“What is it, papa?” he said. “Is you sick, too, like mamma?” and the mother looked through her boy’s eyes straight at the suffering husband, who recognized the look, and clasping his child and Edith’s in his arms, sobbed and wept over him just as he would have done had Edith really been dead and Arthur motherless. “Is you tyin’ for mamma? Don’t; she’ll det well. Dirtie and the doctor will ture her. Is you tyin’ for her?” Arthur said; and with sobs which rent his very heart, Colonel Schuyler answered:

“Yes, Arthur, I’m crying for her,—for her,—your mother. Oh, Edith! my lost Edith!”

His tears poured in torrents now, and did him good, for the pressure around his heart gave way, the blood flowed more slowly through his veins, and the humming ceased in his ears, as he strained Arthur to his bosom and covered him with the kisses he meant as a farewell to the mother. He could never touch her false lips again, but he could kiss her child, and he fondled and wept over him, and then bidding him go away, and locking the door upon him, went back to the battle he was fighting between justice and inclination.

What should he do? What ought he to do? Should he show the letter to Edith, and, upbraiding her with her duplicity, live henceforth apart from her, as one he never could trust again? or should he keep his knowledge to himself, and try to act as if nothing had happened, hoping that some time she would herself tell him the truth, and why it had so long been withheld?

He could not decide then; he was in no condition to think clearly of anything, except that his Edith, whom he had taken for a pure, innocent young maiden, had been a wife and mother, and never let him know it. What her motives had been he could readily guess. She wanted his money and name, and the position he could give her, and if she told him all she feared the result. This was the reason, he said, and yet when he remembered many things in the past, he could not reconcile the two, or reason clearly about anything.

“I must go away by myself and think it out alone,” he thought, and glancing at his watch, and seeing there was yet time for the down train to New York, he rose, and going to the door of Edith’s room, knocked softly, and asked Gertie to come out a moment to him.

“I am going away for a day or two, or three at the most,” he said. “Mrs. Schuyler is out of danger, and as in her present state she is more quiet without me, I shall not be needed for a little time, and leave her in your care. I know I can trust you in everything. You have been faithful to us, Gertie!”

He wrung her hand as he said this, feeling for the moment as if of all his family Gertie alone had not forsaken him. Emily was dead, Emma was over the sea, Godfrey was estranged, Julia was seeking her own pleasure with a party of friends in Florida, and Edith, oh, how far she had drifted away from him within the last two hours,—so far that he feared she could never come back again, just as she was before.

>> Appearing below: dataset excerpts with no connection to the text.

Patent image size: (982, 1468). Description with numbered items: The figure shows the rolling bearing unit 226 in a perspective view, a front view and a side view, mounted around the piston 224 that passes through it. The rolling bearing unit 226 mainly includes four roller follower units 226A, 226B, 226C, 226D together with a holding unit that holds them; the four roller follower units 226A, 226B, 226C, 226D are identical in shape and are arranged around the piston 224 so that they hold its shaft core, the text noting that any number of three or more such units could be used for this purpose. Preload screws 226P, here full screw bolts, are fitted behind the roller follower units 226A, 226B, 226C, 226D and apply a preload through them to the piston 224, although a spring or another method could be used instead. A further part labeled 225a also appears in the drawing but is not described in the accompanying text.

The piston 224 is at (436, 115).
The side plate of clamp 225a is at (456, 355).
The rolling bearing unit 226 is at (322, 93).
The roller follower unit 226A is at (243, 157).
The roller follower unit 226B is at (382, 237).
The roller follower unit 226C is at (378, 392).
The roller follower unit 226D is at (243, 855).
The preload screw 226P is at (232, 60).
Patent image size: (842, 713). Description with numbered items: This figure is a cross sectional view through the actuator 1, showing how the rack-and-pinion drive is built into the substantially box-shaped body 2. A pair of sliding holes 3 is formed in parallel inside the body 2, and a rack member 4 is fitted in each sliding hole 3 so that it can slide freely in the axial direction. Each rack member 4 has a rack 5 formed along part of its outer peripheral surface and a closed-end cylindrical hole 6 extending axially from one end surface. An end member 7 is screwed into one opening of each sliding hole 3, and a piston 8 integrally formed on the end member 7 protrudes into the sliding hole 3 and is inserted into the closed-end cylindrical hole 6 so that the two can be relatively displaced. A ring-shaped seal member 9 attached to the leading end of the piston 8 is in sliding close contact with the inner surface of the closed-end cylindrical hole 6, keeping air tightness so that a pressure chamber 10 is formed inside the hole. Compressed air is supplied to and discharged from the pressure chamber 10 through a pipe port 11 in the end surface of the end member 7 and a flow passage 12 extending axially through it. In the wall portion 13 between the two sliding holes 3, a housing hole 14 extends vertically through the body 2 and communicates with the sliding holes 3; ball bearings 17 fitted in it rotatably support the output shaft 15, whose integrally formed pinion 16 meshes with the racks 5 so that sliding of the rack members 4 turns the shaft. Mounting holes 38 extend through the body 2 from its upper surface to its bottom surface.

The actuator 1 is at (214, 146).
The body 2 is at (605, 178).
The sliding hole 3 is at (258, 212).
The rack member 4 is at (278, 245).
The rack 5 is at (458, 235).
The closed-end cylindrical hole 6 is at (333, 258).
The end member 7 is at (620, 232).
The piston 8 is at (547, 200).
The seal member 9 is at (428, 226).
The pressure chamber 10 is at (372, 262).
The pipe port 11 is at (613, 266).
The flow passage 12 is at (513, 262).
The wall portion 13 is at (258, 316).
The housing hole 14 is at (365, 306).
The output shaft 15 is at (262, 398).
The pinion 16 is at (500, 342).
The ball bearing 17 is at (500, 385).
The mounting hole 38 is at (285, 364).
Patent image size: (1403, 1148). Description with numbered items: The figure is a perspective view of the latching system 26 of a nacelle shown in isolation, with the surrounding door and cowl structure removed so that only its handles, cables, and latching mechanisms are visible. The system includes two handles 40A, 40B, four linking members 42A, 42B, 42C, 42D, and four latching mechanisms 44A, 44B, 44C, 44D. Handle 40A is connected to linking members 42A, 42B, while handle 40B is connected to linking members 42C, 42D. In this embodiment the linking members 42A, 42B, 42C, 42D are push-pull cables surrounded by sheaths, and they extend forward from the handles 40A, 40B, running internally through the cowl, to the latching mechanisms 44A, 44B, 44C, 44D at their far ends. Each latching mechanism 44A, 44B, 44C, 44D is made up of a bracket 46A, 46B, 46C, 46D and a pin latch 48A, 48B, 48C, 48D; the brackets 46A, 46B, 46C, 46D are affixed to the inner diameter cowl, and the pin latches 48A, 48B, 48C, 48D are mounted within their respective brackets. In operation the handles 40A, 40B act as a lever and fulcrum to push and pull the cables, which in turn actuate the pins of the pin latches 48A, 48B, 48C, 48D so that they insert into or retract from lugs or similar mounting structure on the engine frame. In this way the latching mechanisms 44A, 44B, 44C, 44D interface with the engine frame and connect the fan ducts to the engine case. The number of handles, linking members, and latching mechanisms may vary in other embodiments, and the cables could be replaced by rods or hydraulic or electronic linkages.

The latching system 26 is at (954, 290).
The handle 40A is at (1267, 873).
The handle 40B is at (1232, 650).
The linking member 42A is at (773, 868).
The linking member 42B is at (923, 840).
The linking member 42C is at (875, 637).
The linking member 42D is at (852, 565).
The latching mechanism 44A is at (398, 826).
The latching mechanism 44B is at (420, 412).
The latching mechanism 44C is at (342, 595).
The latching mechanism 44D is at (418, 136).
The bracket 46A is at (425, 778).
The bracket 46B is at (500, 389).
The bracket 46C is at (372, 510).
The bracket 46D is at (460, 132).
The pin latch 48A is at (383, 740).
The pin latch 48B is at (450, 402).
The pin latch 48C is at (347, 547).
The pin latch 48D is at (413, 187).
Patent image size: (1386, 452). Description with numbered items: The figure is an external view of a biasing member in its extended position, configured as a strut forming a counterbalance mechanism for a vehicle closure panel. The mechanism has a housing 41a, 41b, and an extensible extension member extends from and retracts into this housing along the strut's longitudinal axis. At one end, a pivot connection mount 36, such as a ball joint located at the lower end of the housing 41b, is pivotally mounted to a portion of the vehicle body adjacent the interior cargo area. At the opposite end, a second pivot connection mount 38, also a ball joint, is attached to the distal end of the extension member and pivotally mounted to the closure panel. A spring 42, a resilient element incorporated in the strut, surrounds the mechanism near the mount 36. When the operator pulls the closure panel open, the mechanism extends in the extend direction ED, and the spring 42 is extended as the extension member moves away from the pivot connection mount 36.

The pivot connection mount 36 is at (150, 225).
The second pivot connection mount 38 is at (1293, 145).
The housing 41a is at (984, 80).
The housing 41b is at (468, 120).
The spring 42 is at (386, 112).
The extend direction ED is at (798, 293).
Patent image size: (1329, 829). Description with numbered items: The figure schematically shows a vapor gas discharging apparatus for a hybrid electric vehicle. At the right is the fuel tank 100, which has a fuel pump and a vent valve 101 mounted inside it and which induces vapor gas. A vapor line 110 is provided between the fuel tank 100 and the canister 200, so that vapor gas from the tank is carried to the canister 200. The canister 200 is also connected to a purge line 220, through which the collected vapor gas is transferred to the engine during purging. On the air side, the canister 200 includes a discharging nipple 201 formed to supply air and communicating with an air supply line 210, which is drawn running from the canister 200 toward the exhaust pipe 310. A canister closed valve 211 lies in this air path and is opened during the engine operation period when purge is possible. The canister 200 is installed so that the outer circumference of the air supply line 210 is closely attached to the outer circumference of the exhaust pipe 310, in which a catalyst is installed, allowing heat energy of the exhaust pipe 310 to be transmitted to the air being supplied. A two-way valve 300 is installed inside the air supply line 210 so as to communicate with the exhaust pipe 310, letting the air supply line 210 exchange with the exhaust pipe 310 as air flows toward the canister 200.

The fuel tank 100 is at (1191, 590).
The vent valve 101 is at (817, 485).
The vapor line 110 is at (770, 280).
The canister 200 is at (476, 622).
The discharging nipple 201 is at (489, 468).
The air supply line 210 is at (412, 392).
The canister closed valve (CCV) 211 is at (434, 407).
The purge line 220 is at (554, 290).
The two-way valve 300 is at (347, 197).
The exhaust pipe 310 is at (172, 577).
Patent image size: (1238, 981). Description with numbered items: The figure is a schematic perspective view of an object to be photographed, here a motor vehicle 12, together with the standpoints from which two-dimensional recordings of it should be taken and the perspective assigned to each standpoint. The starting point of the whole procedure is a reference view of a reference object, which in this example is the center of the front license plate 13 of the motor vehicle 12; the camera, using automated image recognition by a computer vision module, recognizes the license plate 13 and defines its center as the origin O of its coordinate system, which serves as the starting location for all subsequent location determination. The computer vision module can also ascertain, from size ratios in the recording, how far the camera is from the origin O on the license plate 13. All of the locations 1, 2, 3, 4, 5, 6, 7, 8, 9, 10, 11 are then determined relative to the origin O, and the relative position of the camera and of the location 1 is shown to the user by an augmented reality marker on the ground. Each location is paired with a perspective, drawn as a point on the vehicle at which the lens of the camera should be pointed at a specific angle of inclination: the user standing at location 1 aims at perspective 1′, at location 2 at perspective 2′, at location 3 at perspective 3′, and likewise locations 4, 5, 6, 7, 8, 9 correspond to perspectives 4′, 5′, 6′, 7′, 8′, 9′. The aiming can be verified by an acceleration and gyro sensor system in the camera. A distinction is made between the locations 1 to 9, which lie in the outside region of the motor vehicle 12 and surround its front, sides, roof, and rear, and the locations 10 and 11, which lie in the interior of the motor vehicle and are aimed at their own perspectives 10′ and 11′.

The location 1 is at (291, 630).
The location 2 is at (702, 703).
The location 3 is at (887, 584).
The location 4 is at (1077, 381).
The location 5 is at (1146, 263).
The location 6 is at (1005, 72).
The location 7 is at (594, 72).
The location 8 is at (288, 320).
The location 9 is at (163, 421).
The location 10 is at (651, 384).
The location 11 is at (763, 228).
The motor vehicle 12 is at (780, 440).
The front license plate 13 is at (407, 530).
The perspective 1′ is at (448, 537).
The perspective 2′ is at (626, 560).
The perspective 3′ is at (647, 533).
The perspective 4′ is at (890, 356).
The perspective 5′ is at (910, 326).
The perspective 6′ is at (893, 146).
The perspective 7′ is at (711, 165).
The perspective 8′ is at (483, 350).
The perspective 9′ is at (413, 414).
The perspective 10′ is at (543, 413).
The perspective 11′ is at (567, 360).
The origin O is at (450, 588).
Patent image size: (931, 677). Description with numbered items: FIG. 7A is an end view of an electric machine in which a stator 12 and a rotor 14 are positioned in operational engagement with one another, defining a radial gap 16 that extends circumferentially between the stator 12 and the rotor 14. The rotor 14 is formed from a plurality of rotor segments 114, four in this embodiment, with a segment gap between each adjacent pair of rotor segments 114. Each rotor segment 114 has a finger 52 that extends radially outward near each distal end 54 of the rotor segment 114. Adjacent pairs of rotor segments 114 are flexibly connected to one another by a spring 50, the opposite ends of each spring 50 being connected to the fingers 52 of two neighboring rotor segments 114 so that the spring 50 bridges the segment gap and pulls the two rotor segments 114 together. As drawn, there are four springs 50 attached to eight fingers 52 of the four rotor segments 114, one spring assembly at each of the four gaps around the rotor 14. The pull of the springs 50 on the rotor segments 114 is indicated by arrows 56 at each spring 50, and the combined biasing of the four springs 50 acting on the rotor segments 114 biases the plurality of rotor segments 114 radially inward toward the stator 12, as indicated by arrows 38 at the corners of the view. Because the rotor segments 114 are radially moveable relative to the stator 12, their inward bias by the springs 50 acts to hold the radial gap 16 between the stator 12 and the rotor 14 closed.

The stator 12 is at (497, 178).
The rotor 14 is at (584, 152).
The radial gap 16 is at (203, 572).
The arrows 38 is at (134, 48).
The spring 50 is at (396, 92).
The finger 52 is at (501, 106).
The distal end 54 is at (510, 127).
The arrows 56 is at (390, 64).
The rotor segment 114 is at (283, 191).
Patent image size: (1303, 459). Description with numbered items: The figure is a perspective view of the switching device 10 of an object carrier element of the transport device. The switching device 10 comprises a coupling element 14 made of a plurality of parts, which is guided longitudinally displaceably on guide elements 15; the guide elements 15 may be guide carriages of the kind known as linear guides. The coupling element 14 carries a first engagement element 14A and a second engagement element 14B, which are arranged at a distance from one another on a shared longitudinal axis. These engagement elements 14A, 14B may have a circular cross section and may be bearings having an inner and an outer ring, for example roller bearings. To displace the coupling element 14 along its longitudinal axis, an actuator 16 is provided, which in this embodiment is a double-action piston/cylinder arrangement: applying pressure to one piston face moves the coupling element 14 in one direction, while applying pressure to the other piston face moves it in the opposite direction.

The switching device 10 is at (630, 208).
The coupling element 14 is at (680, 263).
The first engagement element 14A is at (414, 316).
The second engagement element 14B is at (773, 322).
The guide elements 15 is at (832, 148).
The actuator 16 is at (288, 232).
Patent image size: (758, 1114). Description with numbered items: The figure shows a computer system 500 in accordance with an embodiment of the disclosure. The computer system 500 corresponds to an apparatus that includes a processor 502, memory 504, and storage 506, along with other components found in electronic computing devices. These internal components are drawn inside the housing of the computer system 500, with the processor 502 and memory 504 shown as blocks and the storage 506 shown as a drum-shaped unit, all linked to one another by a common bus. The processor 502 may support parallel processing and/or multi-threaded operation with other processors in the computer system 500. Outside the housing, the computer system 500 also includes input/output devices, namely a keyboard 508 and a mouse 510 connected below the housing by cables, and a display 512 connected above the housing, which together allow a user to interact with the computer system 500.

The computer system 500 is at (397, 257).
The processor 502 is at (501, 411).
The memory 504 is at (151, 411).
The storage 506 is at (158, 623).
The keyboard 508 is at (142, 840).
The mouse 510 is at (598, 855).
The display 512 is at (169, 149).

And yet he loved her so much, and when he caught through the open door a glimpse of her white face upon the pillow, he experienced a keen throb of pain, and felt an almost irresistible desire to go to her and beg her to tell him that what he had just read was false, that she was nought to Abelard Lyle, nought to that woman in Alnwick, the very thought of whom made him shudder with disgust. But there could be no doubt. He had it in her handwriting, and with a stifled moan he walked through the hall, and down the stairs out into the yard, where he ordered his man to take him to the train.

There were none of his acquaintances going down at that time of the day, and choosing a seat near the door behind his fellow-passengers, he sat with his coat-collar turned up, and his hat over his eyes, apparently asleep, though never was sleep further from one’s eyes than from his, as he mentally went over with the story fold in Edith’s letter and tried to realize it. Arrived in New York he went to the St. Nicholas, feeling that he should be more secure there, as Godfrey and his friends frequented the hotels farther up town. He wanted as private a room as possible, he said, with his meals served in it, and no one to intrude; so they gave him one far up on the fourth floor, and there for three days he stayed, never once leaving the hotel, or taking other exercise than to walk up and down his room, and this he did for hours at a time, with his hands behind him, and his head bent forward, while he tried “to think it out.” He did not sleep, and the chamber-maid found his bed unruffled morning after morning, when she came to arrange his room, and his food was taken away untouched unless it were a bit of toast and a cup of coffee, which he compelled himself to swallow on the morning of the third day, when he felt his strength giving way, and knew he must take something. He had thought it all over and over again, and gone through with every incident of Edith’s life as narrated in her letter, and was as far from any decision as ever.

“If she had told me,—if I had known,” he kept repeating to himself, without finishing the sentence, for he did not know what the result might have been if he had known that the woman he thought to make his wife was the widow of his hired workman, the sister-in-law of Jenny Nesbit, among the Alnwick Hills. “If I had loved her then as I do now, it would have made no difference,” he said to himself at last, “and in any event I should have respected her for a truthful, conscientious woman, which I cannot do now. Oh, Edith, Edith, how you have fallen, and I thought you so true!”